While it's true that mobile payments aren't faster or easier than card swipes, the newer technology offers other advantages, panelists maintain.
Mobile payments can offer merchants lower transaction costs and provide a wealth of data on consumers' habits, says Christina Dorobek, LevelUp's vice president of partner development. Her company offers 2% transaction fees and can alert merchants to their customers' visits to other stores that participate in the Boston-based company's promotions, she notes.
Then there's the greater security that comes with mobile payments, contends Tony Abruzzio, business development executive at Isis, a joint venture of AT&T Mobility, T-Mobile USA and Verizon Wireless. Smartphones support EMV-chip and Near Field Communication is more secure than magnetic stripe cards, he says.
Moreover, he foresees a time when consumers will embrace mobile payments. "It is not a big leap to believe consumers will be paying with their phones," Abruzzio maintains.
But convincing the public to make the change will require rewards, according to Jed Rice, senior vice president of business development at Wellesley, Mass.-based Paydiant Mobile Systems. And technology can sharpen the focus of those rewards, he says.
To illustrate, Rice offers the case of the Subway sandwich shop chain. A lot of Americans don't like to get out of their cars when it's raining, so they go to the drive-up window to order food when the weather's bad.
Subway doesn't have a drive-up, and business plummets by 40% in inclement weather. Its solution was to link the loyalty program to weather data, and offer an extra 10 loyalty points if it's raining, Rice says.
A host of companies are vying to offer that kind of cutting-edge approach, and Paydiant is keeping an informal scorecard. The long list of service providers is ever-changing as companies impetuously enter the fray and then quickly exit.
The chicken-and-egg analogy fits the situation, Dorobek says. Merchants hesitate to commit themselves to mobile payments because not enough consumers pay with their phones.
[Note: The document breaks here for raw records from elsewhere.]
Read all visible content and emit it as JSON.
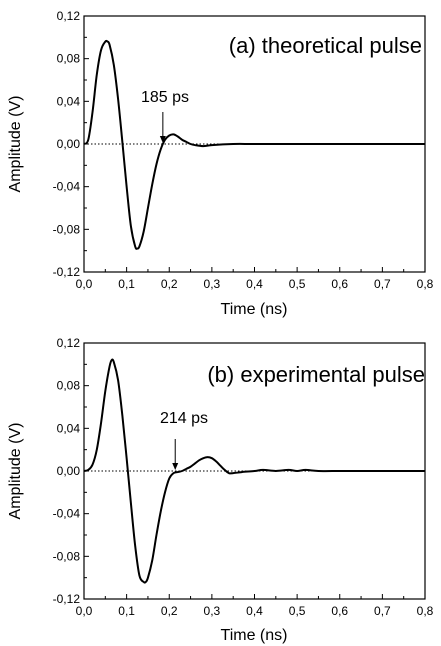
{
  "chart_data": [
    {
      "type": "line",
      "title": "(a) theoretical pulse",
      "xlabel": "Time (ns)",
      "ylabel": "Amplitude (V)",
      "xlim": [
        0.0,
        0.8
      ],
      "ylim": [
        -0.12,
        0.12
      ],
      "xticks": [
        "0,0",
        "0,1",
        "0,2",
        "0,3",
        "0,4",
        "0,5",
        "0,6",
        "0,7",
        "0,8"
      ],
      "yticks": [
        "0,12",
        "0,08",
        "0,04",
        "0,00",
        "-0,04",
        "-0,08",
        "-0,12"
      ],
      "zero_line": "dotted",
      "grid": false,
      "annotation": {
        "text": "185 ps",
        "x": 0.185,
        "y": 0.0
      },
      "series": [
        {
          "x": [
            0.0,
            0.01,
            0.02,
            0.03,
            0.04,
            0.05,
            0.055,
            0.06,
            0.07,
            0.08,
            0.09,
            0.1,
            0.11,
            0.12,
            0.125,
            0.13,
            0.14,
            0.15,
            0.16,
            0.17,
            0.18,
            0.19,
            0.2,
            0.21,
            0.22,
            0.23,
            0.24,
            0.25,
            0.26,
            0.28,
            0.3,
            0.35,
            0.4,
            0.5,
            0.6,
            0.7,
            0.8
          ],
          "y": [
            0.0,
            0.004,
            0.03,
            0.065,
            0.088,
            0.096,
            0.096,
            0.093,
            0.074,
            0.042,
            0.002,
            -0.04,
            -0.077,
            -0.096,
            -0.098,
            -0.096,
            -0.082,
            -0.06,
            -0.038,
            -0.019,
            -0.005,
            0.004,
            0.008,
            0.009,
            0.007,
            0.004,
            0.002,
            0.0,
            -0.001,
            -0.002,
            -0.001,
            0.0,
            0.0,
            0.0,
            0.0,
            0.0,
            0.0
          ]
        }
      ]
    },
    {
      "type": "line",
      "title": "(b) experimental pulse",
      "xlabel": "Time (ns)",
      "ylabel": "Amplitude (V)",
      "xlim": [
        0.0,
        0.8
      ],
      "ylim": [
        -0.12,
        0.12
      ],
      "xticks": [
        "0,0",
        "0,1",
        "0,2",
        "0,3",
        "0,4",
        "0,5",
        "0,6",
        "0,7",
        "0,8"
      ],
      "yticks": [
        "0,12",
        "0,08",
        "0,04",
        "0,00",
        "-0,04",
        "-0,08",
        "-0,12"
      ],
      "zero_line": "dotted",
      "grid": false,
      "annotation": {
        "text": "214 ps",
        "x": 0.214,
        "y": 0.0
      },
      "series": [
        {
          "x": [
            0.0,
            0.01,
            0.02,
            0.03,
            0.04,
            0.05,
            0.06,
            0.065,
            0.07,
            0.08,
            0.09,
            0.1,
            0.11,
            0.12,
            0.13,
            0.14,
            0.145,
            0.15,
            0.16,
            0.17,
            0.18,
            0.19,
            0.2,
            0.21,
            0.22,
            0.23,
            0.24,
            0.25,
            0.26,
            0.27,
            0.28,
            0.29,
            0.3,
            0.31,
            0.32,
            0.33,
            0.34,
            0.35,
            0.37,
            0.4,
            0.42,
            0.45,
            0.48,
            0.5,
            0.52,
            0.55,
            0.6,
            0.65,
            0.7,
            0.75,
            0.8
          ],
          "y": [
            0.0,
            0.001,
            0.006,
            0.02,
            0.045,
            0.075,
            0.098,
            0.104,
            0.102,
            0.085,
            0.052,
            0.012,
            -0.03,
            -0.07,
            -0.098,
            -0.104,
            -0.104,
            -0.1,
            -0.084,
            -0.06,
            -0.038,
            -0.02,
            -0.007,
            -0.002,
            -0.001,
            0.0,
            0.002,
            0.004,
            0.007,
            0.01,
            0.012,
            0.013,
            0.012,
            0.009,
            0.005,
            0.001,
            -0.002,
            -0.002,
            -0.001,
            0.0,
            0.001,
            0.0,
            0.001,
            0.0,
            0.001,
            0.0,
            0.0,
            0.0,
            0.0,
            0.0,
            0.0
          ]
        }
      ]
    }
  ]
}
A consumer may go to a single store that doesn't accept smartphone payments and immediately lose faith in the app.
"They have to grow together for either to succeed," she says.
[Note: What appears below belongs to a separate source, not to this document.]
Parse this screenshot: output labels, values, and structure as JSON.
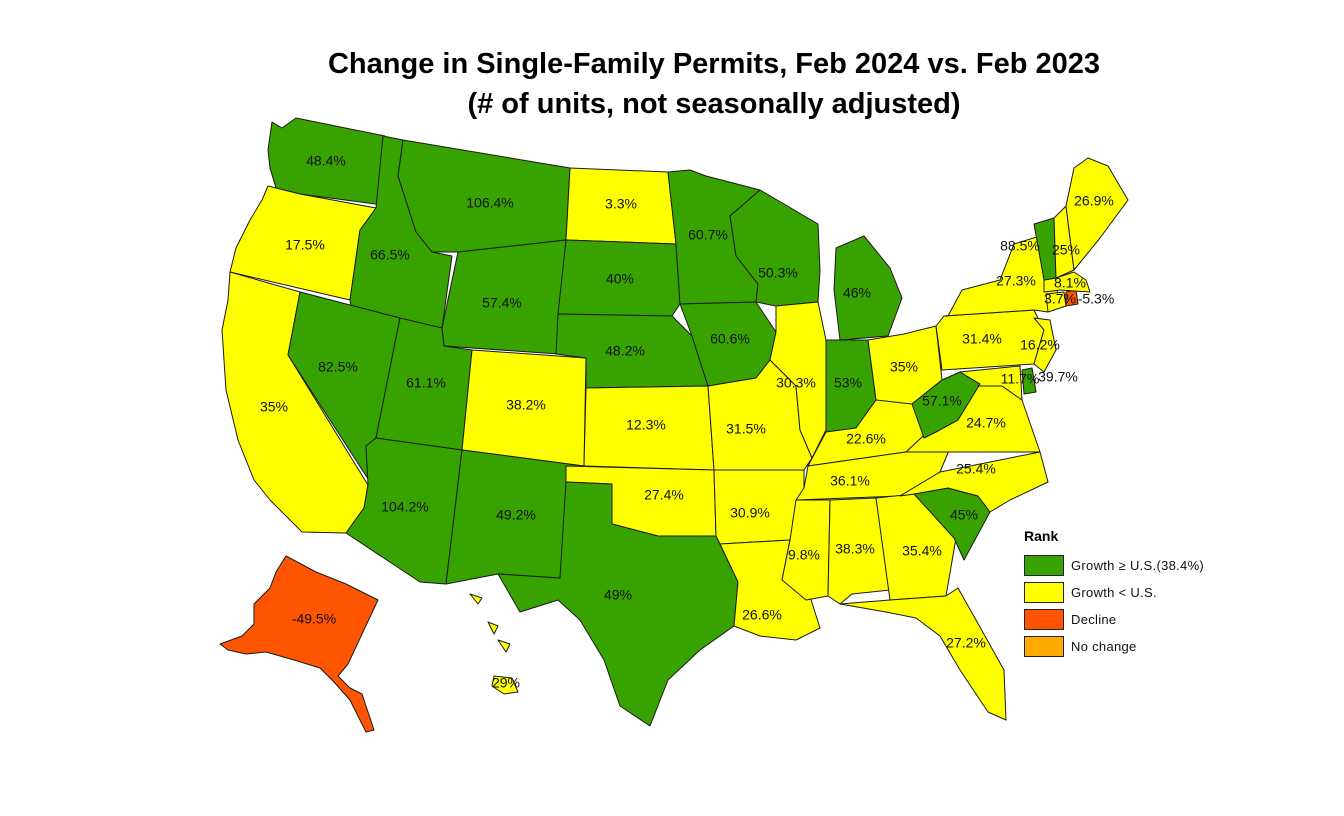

The resulting uncertainty leads companies to meander in their search for the right approach, Abruzzio says. He points an accusing finger at Google and PayPal for changing their mobile-payments programs.
The fluidity doesnt help ISOs and sales agents, panelists agree. They suggest acquirers respond to the uncertainty by learning as much as possible about mobile technology so theyll make the right decisions when advising merchants.
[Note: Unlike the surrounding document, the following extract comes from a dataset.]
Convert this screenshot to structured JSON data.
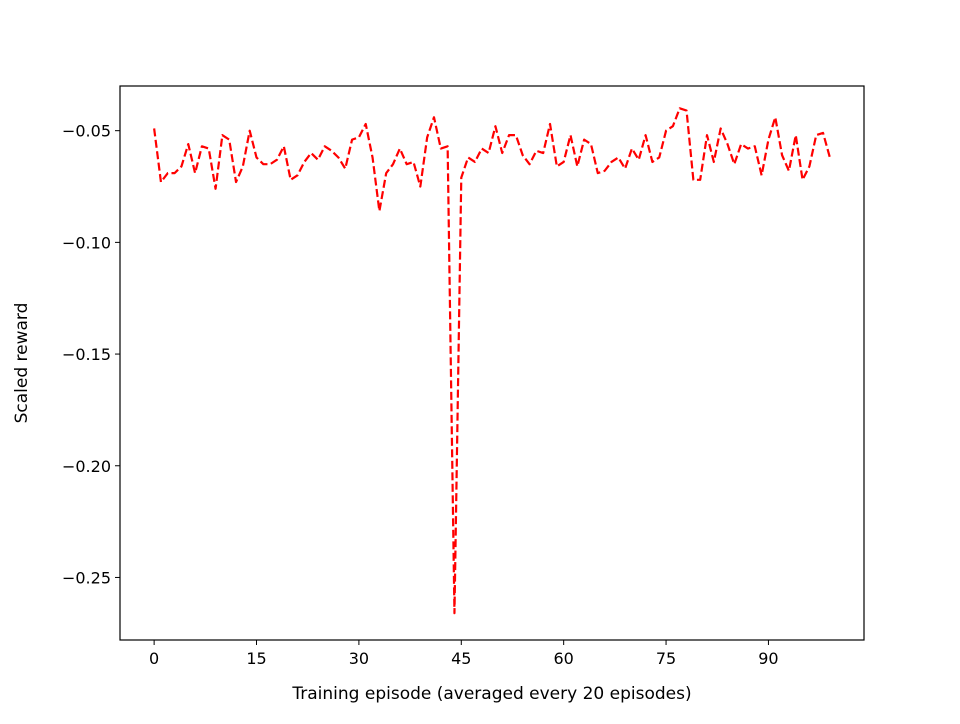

With that need to learn the landscape in mind, Abruzzio asks the crowd how many had made mobile purchases. Only a smattering raise their hands.
"That's not right," he says. "You're in the payments space."
Helgeson notes that his company strongly urges employees to use the latest payments technology.
"You're not doing your job if you don't," he maintains.
By learning as much as possible about new developments, ISOs can speak with authority when they advise merchants on tech choices, Rice says.
Dorobek provides an example. Her company, LevelUp, doesn't provide the technology to enable a customer to run up a tab, so it's not the best choice for a bar. Pub owners might want to consider using TabbedOut, she suggests.
"Look at the business and what their goals are," Dorobek advises. "Gather data before making a recommendation."
But don't try to bring merchants into a new era of technology before they're ready, Abruzzio says.
Retailers who have been using punch-card loyalty programs may prove the most receptive to digital loyalty tech, Dorobek says.
"You know the merchants who are forward-thinking," Rice notes.
Reluctance to embrace mobile payments reminds Helgeson of the resistance to card acceptance that he saw 15 to 20 years ago when he was calling on merchants in upstate New York.
Reluctant prospects used to tell him they'd take cards if customers wrapped them in a wad of cash.
Overcoming objections paid off then, and it will now, too, the panel agrees.
By helping merchants grow their businesses with better loyalty programs, ISOs' revenue increases, too, says Dorobek.
A "wise old ISO" once told Abruzzion of the "octopus theory" that dictates that when an ISO sells a merchant eight value-added services there's no longer any attrition.
Phones will be a home for transactions in roughly five years, according to the panel.
"As soon as I can put my driver's license on my cell phone," says Dorobek, "I'll throw my leather wallet away."